I’ve been quiet here for a good long time for good reason. I’ve needed to spend less time talking and more time listening–to my own heart and to those who have true expertise in what it takes to successfully land a plane that can never be effectively built by a bunch of stressed- out pilots who are also attempting to fly it.

I’m not willing to shake my fist at the sky any more. I’m not interested in playing victim or enabling others to do the same. We can’t afford to lose a single talented teacher to the burn out that this kind of thinking produces. These indulgences hurt us. They hurt kids too.

Race to the Top can either be the mandate we sacrifice our vision to or a tool that we leverage in service to a far greater vision. I’m finding that where there is fear and angst, there tends to be tremendous lack of vision. We don’t need SED to define that for us.

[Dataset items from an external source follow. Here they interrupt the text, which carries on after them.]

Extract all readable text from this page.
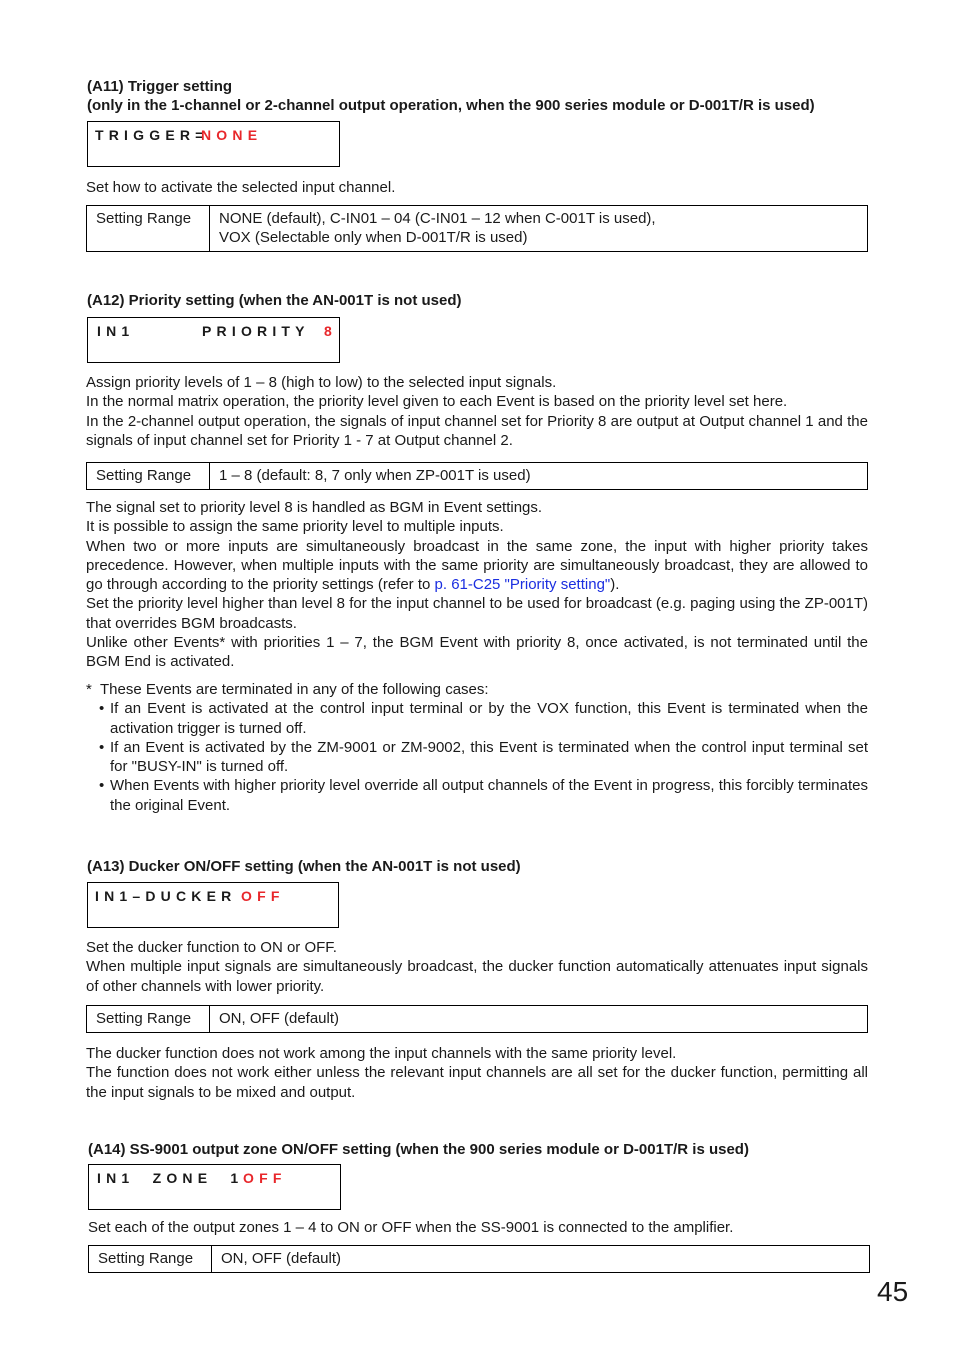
(A11) Trigger setting
(only in the 1-channel or 2-channel output operation, when the 900 series module or D-001T/R is used)
TRIGGER=
NONE
Set how to activate the selected input channel.
Setting Range	NONE (default), C-IN01 – 04 (C-IN01 – 12 when C-001T is used),
VOX (Selectable only when D-001T/R is used)
(A12) Priority setting (when the AN-001T is not used)
IN1	PRIORITY 8

Assign priority levels of 1 – 8 (high to low) to the selected input signals.

In the normal matrix operation, the priority level given to each Event is based on the priority level set here.

In the 2-channel output operation, the signals of input channel set for Priority 8 are output at Output channel 1 and the signals of input channel set for Priority 1 - 7 at Output channel 2.

Setting Range	1 – 8 (default: 8, 7 only when ZP-001T is used)

The signal set to priority level 8 is handled as BGM in Event settings.

It is possible to assign the same priority level to multiple inputs.

When two or more inputs are simultaneously broadcast in the same zone, the input with higher priority takes precedence. However, when multiple inputs with the same priority are simultaneously broadcast, they are allowed to go through according to the priority settings (refer to p. 61-C25 "Priority setting").

Set the priority level higher than level 8 for the input channel to be used for broadcast (e.g. paging using the ZP-001T) that overrides BGM broadcasts.

Unlike other Events* with priorities 1 – 7, the BGM Event with priority 8, once activated, is not terminated until the BGM End is activated.

* These Events are terminated in any of the following cases:
• If an Event is activated at the control input terminal or by the VOX function, this Event is terminated when the activation trigger is turned off.
• If an Event is activated by the ZM-9001 or ZM-9002, this Event is terminated when the control input terminal set for "BUSY-IN" is turned off.
• When Events with higher priority level override all output channels of the Event in progress, this forcibly terminates the original Event.
(A13) Ducker ON/OFF setting (when the AN-001T is not used)
IN1–DUCKER OFF

Set the ducker function to ON or OFF.

When multiple input signals are simultaneously broadcast, the ducker function automatically attenuates input signals of other channels with lower priority.

Setting Range	ON, OFF (default)

The ducker function does not work among the input channels with the same priority level.

The function does not work either unless the relevant input channels are all set for the ducker function, permitting all the input signals to be mixed and output.

(A14) SS-9001 output zone ON/OFF setting (when the 900 series module or D-001T/R is used)
IN1  ZONE  1 OFF
Set each of the output zones 1 – 4 to ON or OFF when the SS-9001 is connected to the amplifier.
Setting Range	ON, OFF (default)
45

We don’t need anyone there to hand us a plan or show us the way, either. Is it really marching orders we’re after, anyway?

If we’ve signed up to be leaders within this field, hopefully we done it with confidence in our own abilities to seek understanding, strategically plan, collaborate with one another, and continually revise our thinking and our work. Hopefully, we recognize the importance of seeing opportunities in every challenge we face. Hopefully, we’ve developed the skills and the expertise to help others do the same.

Eleven years ago, I became a mom for the second time, and Nina spent the better portion of her babyhood screaming her pretty little head off.

“She’ll stop crying once she can roll over,” the doctor assured me.

“Maybe when she sits up,” my husband suggested a few months later, as she sat on the floor of our living room screaming at us some more.

Someone at work suggested that learning to walk would soothe our savage beast.

“Maybe she will be happier once she can talk,” I wondered aloud as she toddled across the floor in a blind rage over who knows what.

In time, the screaming stopped. Then, this incredibly funny, talented, and determined little person began to emerge. She’s spent most of her childhood showing all of us the upside of her fiery personality.

“This too shall pass,” I was promised, and these words rang true, in the end.

How much I would have missed out on had I spent all of those years simply waiting for time to pass.

There are many things to question as we begin the work of Race to the Top, and it’s important that we ask the questions that need to be asked and challenge what must be challenged. There are also many unknowns, and too often, we feel unsteady and afraid.

What kind of difference did you plan to make when you stepped into the classroom for the very first time, though? How can you make Race to the Top work in service to that vision? How can you treat it as a means to that  far greater end? How will you inspire others within your system to do the same?